Signatures are being gathered to qualify for this November ballot. The deadline for gathering the 246,372 signatures from register voters required to qualify is July 2, 2015. There are probably that many qualifying patients who are registered to vote. If they all make sure to sign a petition once, it will qualify for the ballot. If all the registered voters in Seattle signed a petition once, it would qualify for the ballot. Petitions are at the website: www.cppwa.org

In 1998, Washingtonians overwhelming approved I-692 creating cannabis for medical use for qualifying patients. Since then the legislature and state agencies have not shown compassion, illustrating poor judgment and lack of leadership with our medical cannabis law. In the 1999 legislative session the Legislators and the Governor needed to remove cannabis from the state controlled substance schedule one list with the new law.

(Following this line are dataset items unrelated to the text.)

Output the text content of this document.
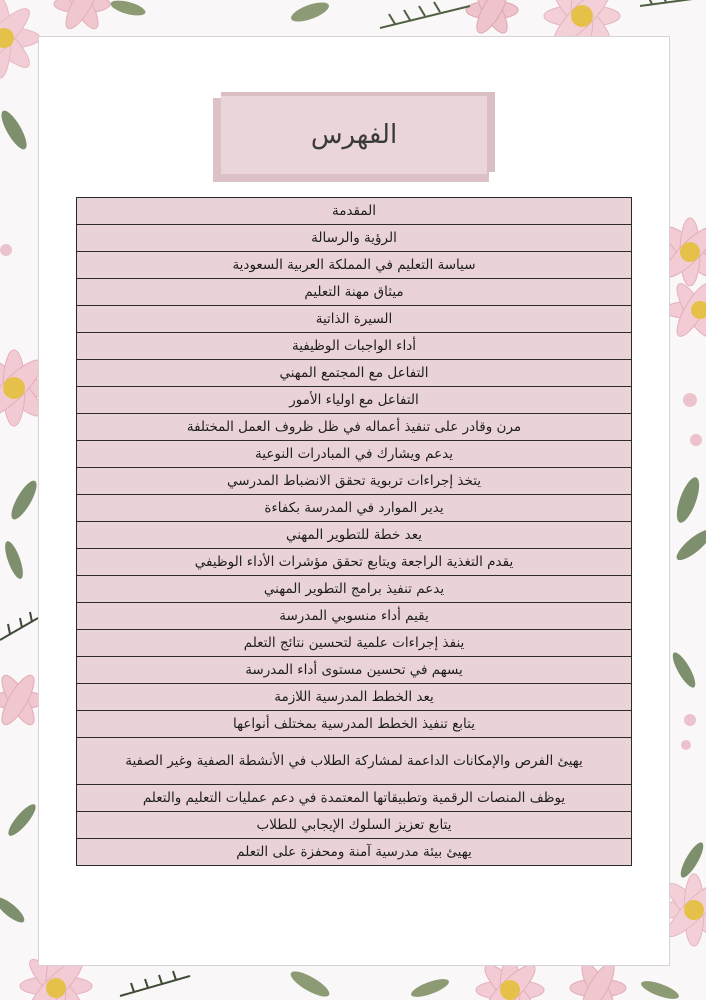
الفهرس
المقدمة
الرؤية والرسالة
سياسة التعليم في المملكة العربية السعودية
ميثاق مهنة التعليم
السيرة الذاتية
أداء الواجبات الوظيفية
التفاعل مع المجتمع المهني
التفاعل مع اولياء الأمور
مرن وقادر على تنفيذ أعماله في ظل ظروف العمل المختلفة
يدعم ويشارك في المبادرات النوعية
يتخذ إجراءات تربوية تحقق الانضباط المدرسي
يدير الموارد في المدرسة بكفاءة
يعد خطة للتطوير المهني
يقدم التغذية الراجعة ويتابع تحقق مؤشرات الأداء الوظيفي
يدعم تنفيذ برامج التطوير المهني
يقيم أداء منسوبي المدرسة
ينفذ إجراءات علمية لتحسين نتائج التعلم
يسهم في تحسين مستوى أداء المدرسة
يعد الخطط المدرسية اللازمة
يتابع تنفيذ الخطط المدرسية بمختلف أنواعها
يهيئ الفرص والإمكانات الداعمة لمشاركة الطلاب في الأنشطة الصفية وغير الصفية
يوظف المنصات الرقمية وتطبيقاتها المعتمدة في دعم عمليات التعليم والتعلم
يتابع تعزيز السلوك الإيجابي للطلاب
يهيئ بيئة مدرسية آمنة ومحفزة على التعلم
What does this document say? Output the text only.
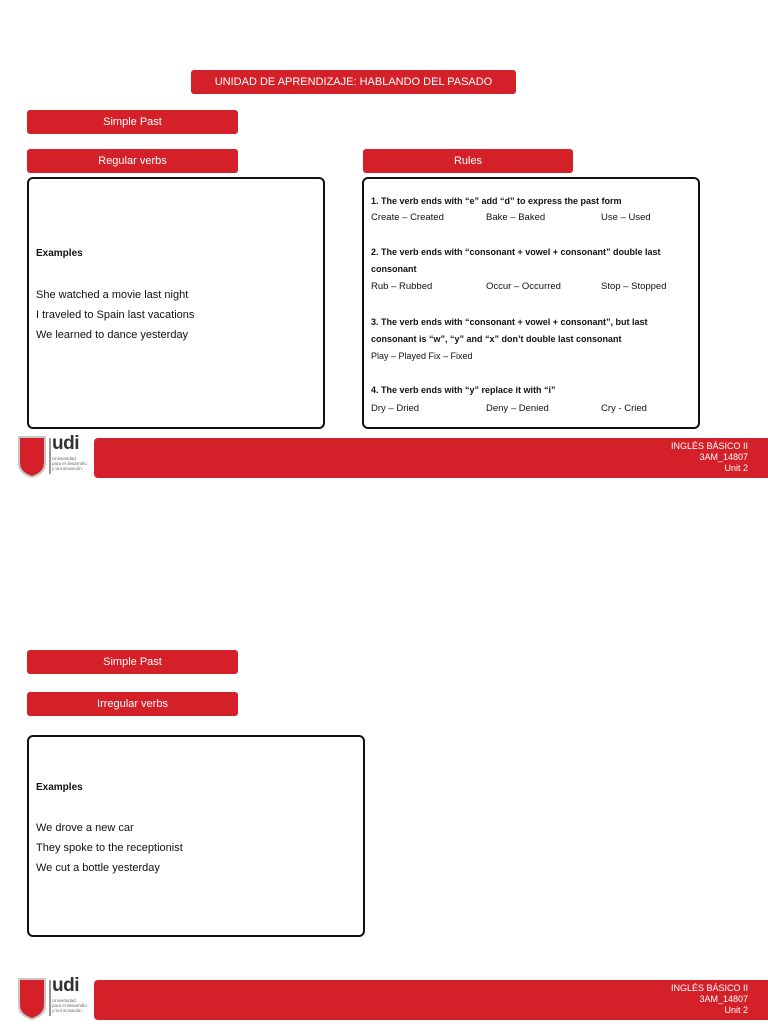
UNIDAD DE APRENDIZAJE: HABLANDO DEL PASADO
Simple Past
Regular verbs	Rules
Examples
She watched a movie last night
I traveled to Spain last vacations
We learned to dance yesterday
1. The verb ends with “e” add “d” to express the past form
Create – Created	Bake – Baked	Use – Used
2. The verb ends with “consonant + vowel + consonant” double last
consonant
Rub – Rubbed	Occur – Occurred	Stop – Stopped
3. The verb ends with “consonant + vowel + consonant”, but last
consonant is “w”, “y” and “x” don’t double last consonant
Play – Played Fix – Fixed
4. The verb ends with “y” replace it with “i”
Dry – Dried	Deny – Denied	Cry - Cried
udi
Universidad
para el desarrollo
y la innovación
INGLÉS BÁSICO II
3AM_14807
Unit 2
Simple Past
Irregular verbs
Examples
We drove a new car
They spoke to the receptionist
We cut a bottle yesterday
udi
Universidad
para el desarrollo
y la innovación
INGLÉS BÁSICO II
3AM_14807
Unit 2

The legislature directed the department of health to define what a “60-day supply” meant. In 2008, they came back with 100 square foot of grow space and 35 ounces of usable cannabis. The law enforcement community dissatisfied with the amount influenced the change to the current 15 plants and 24 ounces.

http://seattletimes.com/html/localnews/2008224424_medpot03m0.html

www.scribd.com/doc/208654452/DOH-6032-Limits-Draft

In April 2011, a letter from the police enforcement union to Governor Gregorie telling which sections to veto removed regulation for the medical use of cannabis, and definitions from RCW 69.51A.

www.scribd.com/doc/151838457/WASPC-2011-Letter-to-Governor-on-Medical-Cannabis-veto

In 2014, bills proposed unwarranted searches of home gardens, reducing qualifying patients amounts again, and making it difficult for veterans to get medical cannabis. These legislative bills would have also violated monopoly, HIPPA, FDA, and DOJ laws by having a registry and combing the medical use of cannabis with an alcohol control board.

The current bills proposed for the current legislative session continue to do the same thing while violate the same laws, as well as take away patients rights like eliminating private, non-commercial, patient collective gardens and ending authorizations for the medical use of cannabis. Only one, HB 1020, writes the law not using the racial slur “marijuana”.